Although the VA admits to making errors in 14% of disability claims, the Board of Veterans’ Appeals found errors in 35,000 of 50,000 veterans’ appeals in 2011, and 29% of those cases were later overturned in favor of the veteran. Glantz decided to work around the FOIA process and use data available online to make his own estimates.

Using a year’s worth of reports from the Office of the Inspector General, Glantz and the Center for Investigative Reporting found a 38% average error rate in the cases they studied. These cases were high-profile claims, such as in traumatic brain injury cases from Iraq and Afghanistan. The Office of the Inspector General and VA officials claim this analysis is not an accurate representation of their error rate.  The VA promised to reduce delays in processing disability claims, but the average national wait time is still 262 days.  
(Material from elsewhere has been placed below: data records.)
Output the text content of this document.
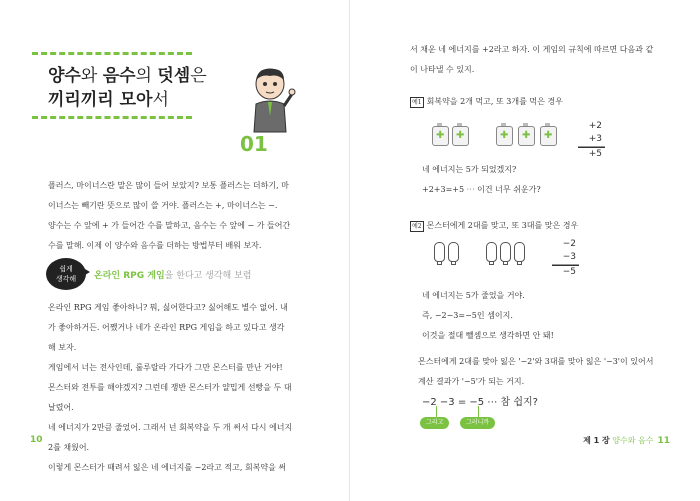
양수와 음수의 덧셈은
끼리끼리 모아서
01
플러스, 마이너스란 말은 많이 들어 보았지? 보통 플러스는 더하기, 마
이너스는 빼기란 뜻으로 많이 쓸 거야. 플러스는 +, 마이너스는 −.
양수는 수 앞에 + 가 들어간 수를 말하고, 음수는 수 앞에 − 가 들어간
수를 말해. 이제 이 양수와 음수를 더하는 방법부터 배워 보자.
쉽게
생각해	온라인 RPG 게임을 한다고 생각해 보렴
온라인 RPG 게임 좋아하니? 뭐, 싫어한다고? 싫어해도 별수 없어. 내
가 좋아하거든. 어쨌거나 네가 온라인 RPG 게임을 하고 있다고 생각
해 보자.
게임에서 너는 전사인데, 룰루랄라 가다가 그만 몬스터를 만난 거야!
몬스터와 전투를 해야겠지? 그런데 쟁반 몬스터가 얄밉게 선빵을 두 대
날렸어.
네 에너지가 2만큼 줄었어. 그래서 넌 회복약을 두 개 써서 다시 에너지
2를 채웠어.
이렇게 몬스터가 때려서 잃은 네 에너지를 −2라고 적고, 회복약을 써
10
서 채운 네 에너지를 +2라고 하자. 이 게임의 규칙에 따르면 다음과 같
이 나타낼 수 있지.
예1 회복약을 2개 먹고, 또 3개를 먹은 경우
✚ ✚	✚ ✚ ✚
+2
+3
+5
네 에너지는 5가 되었겠지?
+2+3=+5 ⋯ 이건 너무 쉬운가?
예2 몬스터에게 2대를 맞고, 또 3대를 맞은 경우
−2
−3
−5
네 에너지는 5가 줄었을 거야.
즉, −2−3=−5인 셈이지.
이것을 절대 뺄셈으로 생각하면 안 돼!
몬스터에게 2대를 맞아 잃은 '−2'와 3대를 맞아 잃은 '−3'이 있어서
계산 결과가 '−5'가 되는 거지.
−2 −3 = −5 ⋯ 참 쉽지?
그리고	그러니까
제 1 장 양수와 음수 11
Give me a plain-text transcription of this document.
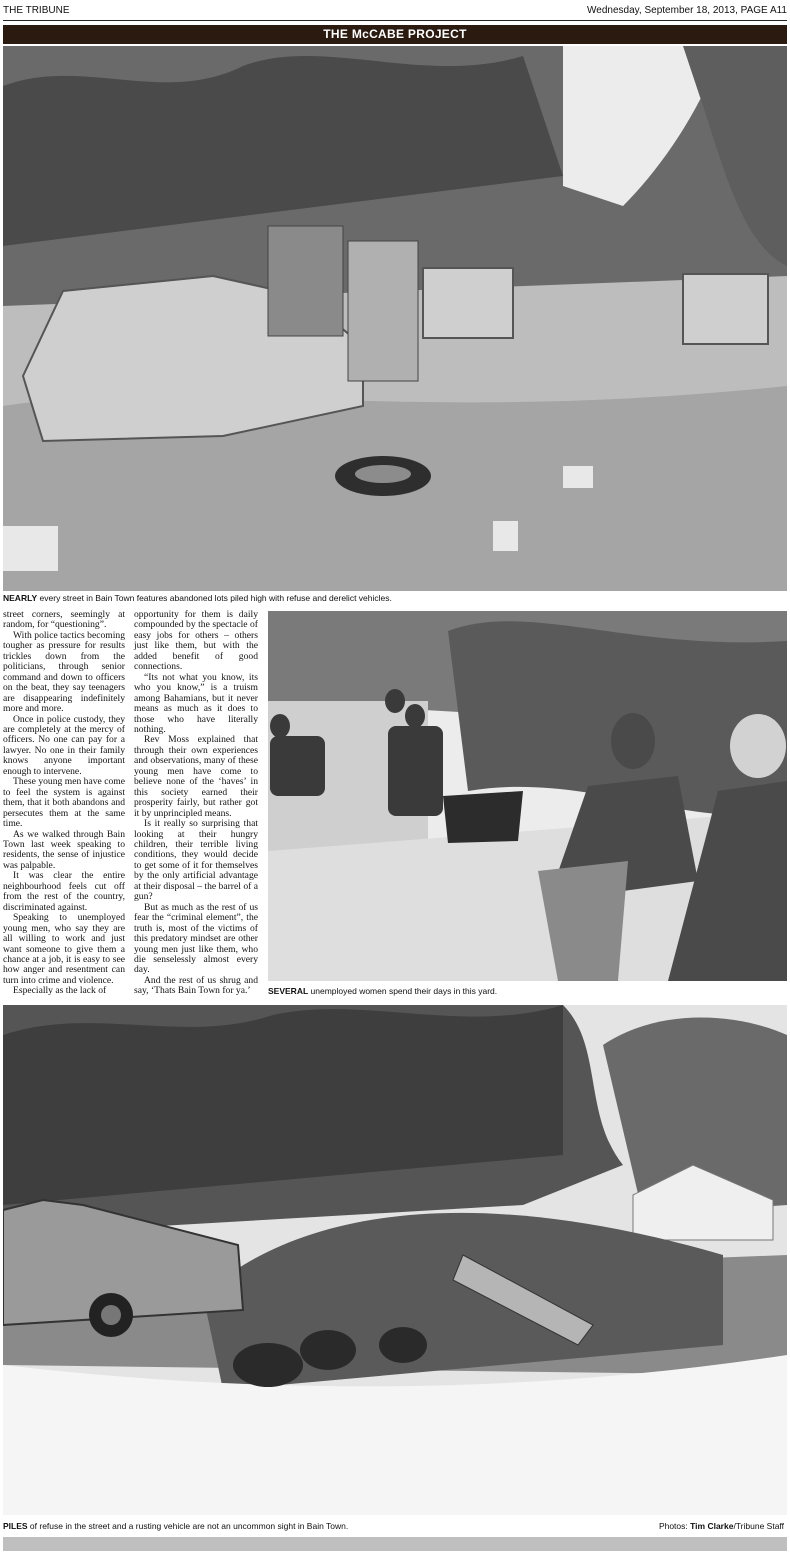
THE TRIBUNE	Wednesday, September 18, 2013, PAGE A11
THE McCABE PROJECT
NEARLY every street in Bain Town features abandoned lots piled high with refuse and derelict vehicles.

street corners, seemingly at random, for “questioning”.

With police tactics becoming tougher as pressure for results trickles down from the politicians, through senior command and down to officers on the beat, they say teenagers are disappearing indefinitely more and more.

Once in police custody, they are completely at the mercy of officers. No one can pay for a lawyer. No one in their family knows anyone important enough to intervene.

These young men have come to feel the system is against them, that it both abandons and persecutes them at the same time.

As we walked through Bain Town last week speaking to residents, the sense of injustice was palpable.

It was clear the entire neighbourhood feels cut off from the rest of the country, discriminated against.

Speaking to unemployed young men, who say they are all willing to work and just want someone to give them a chance at a job, it is easy to see how anger and resentment can turn into crime and violence.

Especially as the lack of

opportunity for them is daily compounded by the spectacle of easy jobs for others – others just like them, but with the added benefit of good connections.

“Its not what you know, its who you know,” is a truism among Bahamians, but it never means as much as it does to those who have literally nothing.

Rev Moss explained that through their own experiences and observations, many of these young men have come to believe none of the ‘haves’ in this society earned their prosperity fairly, but rather got it by unprincipled means.

Is it really so surprising that looking at their hungry children, their terrible living conditions, they would decide to get some of it for themselves by the only artificial advantage at their disposal – the barrel of a gun?

But as much as the rest of us fear the “criminal element”, the truth is, most of the victims of this predatory mindset are other young men just like them, who die senselessly almost every day.

And the rest of us shrug and say, ‘Thats Bain Town for ya.’	SEVERAL unemployed women spend their days in this yard.
PILES of refuse in the street and a rusting vehicle are not an uncommon sight in Bain Town.	Photos: Tim Clarke/Tribune Staff
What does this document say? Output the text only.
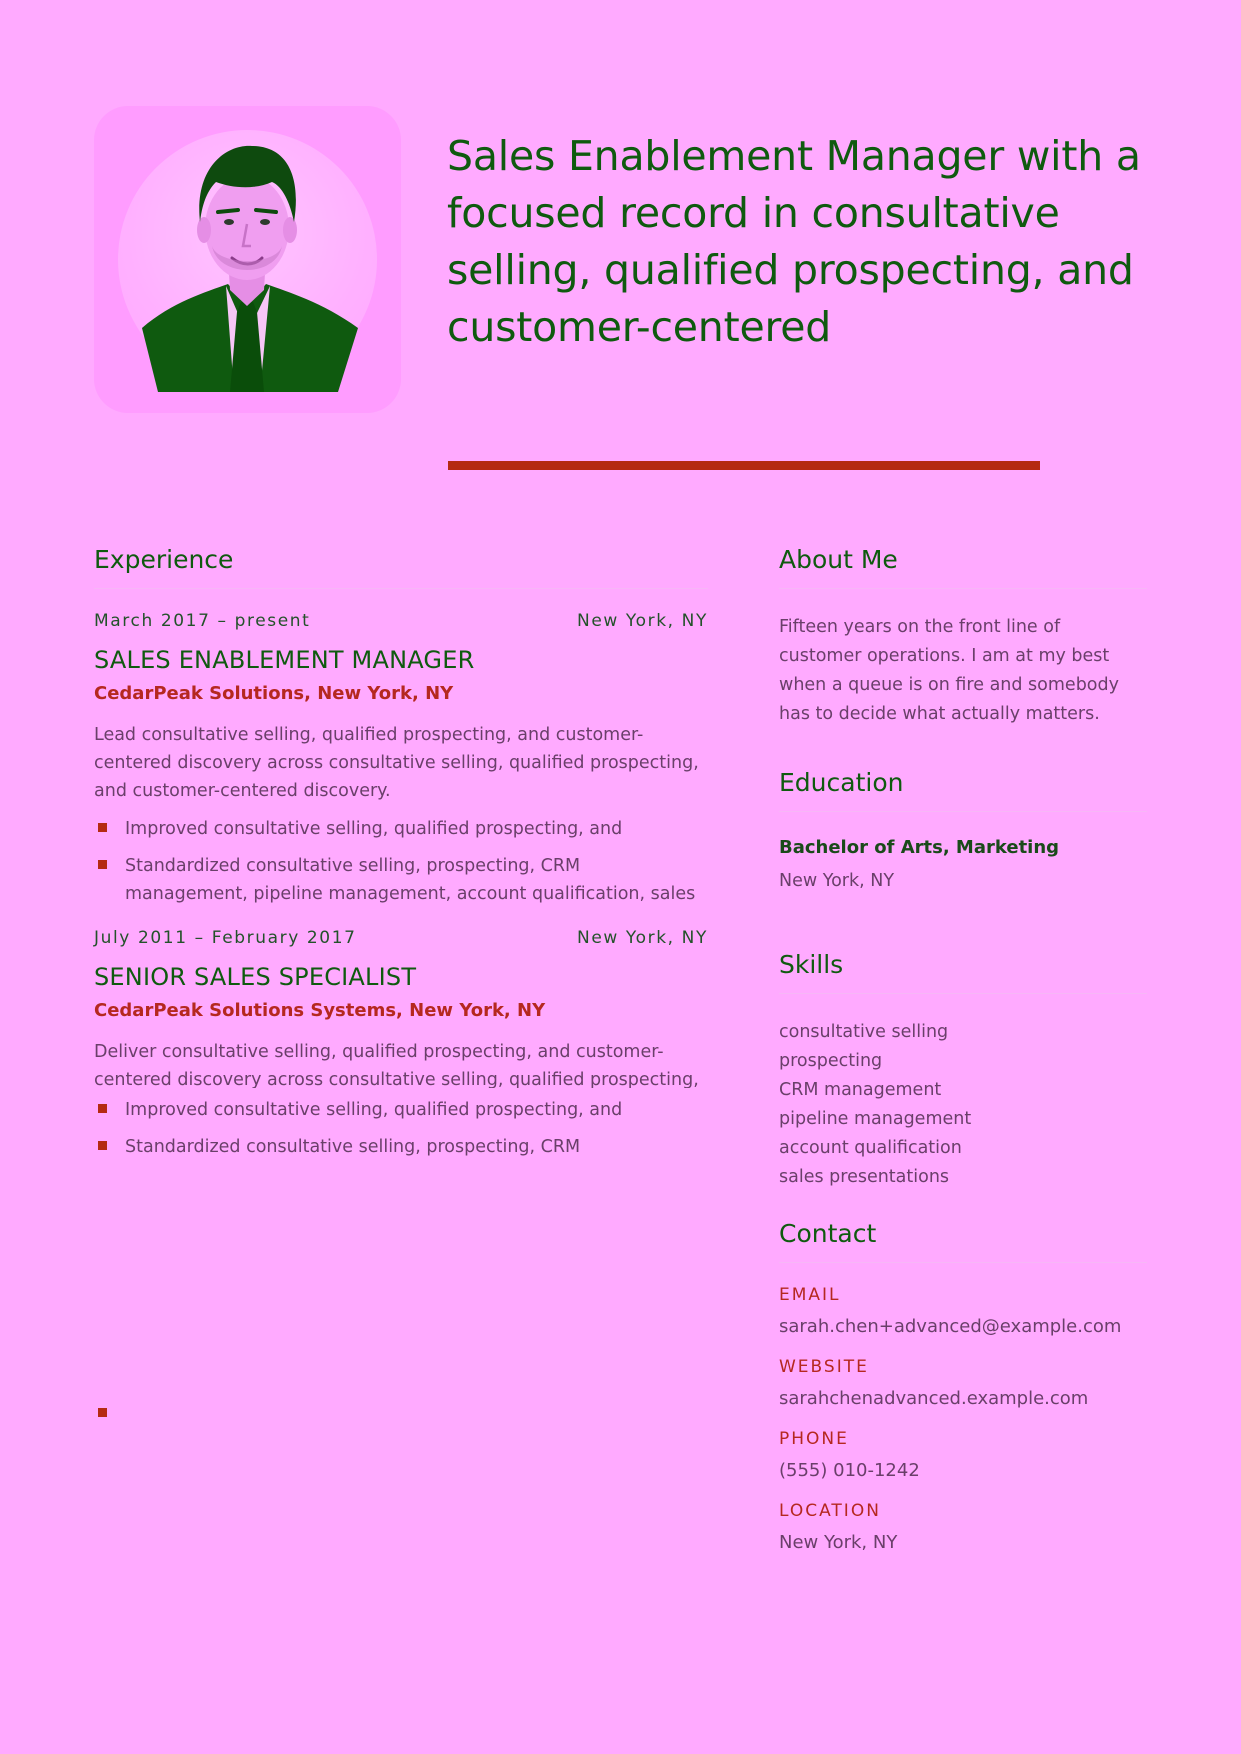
Sales Enablement Manager with a focused record in consultative selling, qualified prospecting, and customer-centered
Experience
March 2017 – present	New York, NY
SALES ENABLEMENT MANAGER
CedarPeak Solutions, New York, NY
Lead consultative selling, qualified prospecting, and customer-centered discovery across consultative selling, qualified prospecting, and customer-centered discovery.
Improved consultative selling, qualified prospecting, and
Standardized consultative selling, prospecting, CRM management, pipeline management, account qualification, sales
July 2011 – February 2017	New York, NY
SENIOR SALES SPECIALIST
CedarPeak Solutions Systems, New York, NY
Deliver consultative selling, qualified prospecting, and customer-centered discovery across consultative selling, qualified prospecting,
Improved consultative selling, qualified prospecting, and
Standardized consultative selling, prospecting, CRM
About Me
Fifteen years on the front line of customer operations. I am at my best when a queue is on fire and somebody has to decide what actually matters.
Education
Bachelor of Arts, Marketing
New York, NY
Skills
consultative selling
prospecting
CRM management
pipeline management
account qualification
sales presentations
Contact
EMAIL
sarah.chen+advanced@example.com
WEBSITE
sarahchenadvanced.example.com
PHONE
(555) 010-1242
LOCATION
New York, NY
To keep the VA accountable, in April Glantz worked with a team to build an interactive map of disability claims delays.  The map shows the backlogs and wait times in 58 of the VA processing centers.  The data is already available online, he says, but the map updates weekly and is easier for most people to understand.  He predicts the delays won’t go away anytime soon, despite recent improvements.  

“2.4 million men and women have fought in Iraq and Afghanistan,” he said, “3 million fought in Vietnam.  This will be a huge story over the next generation.”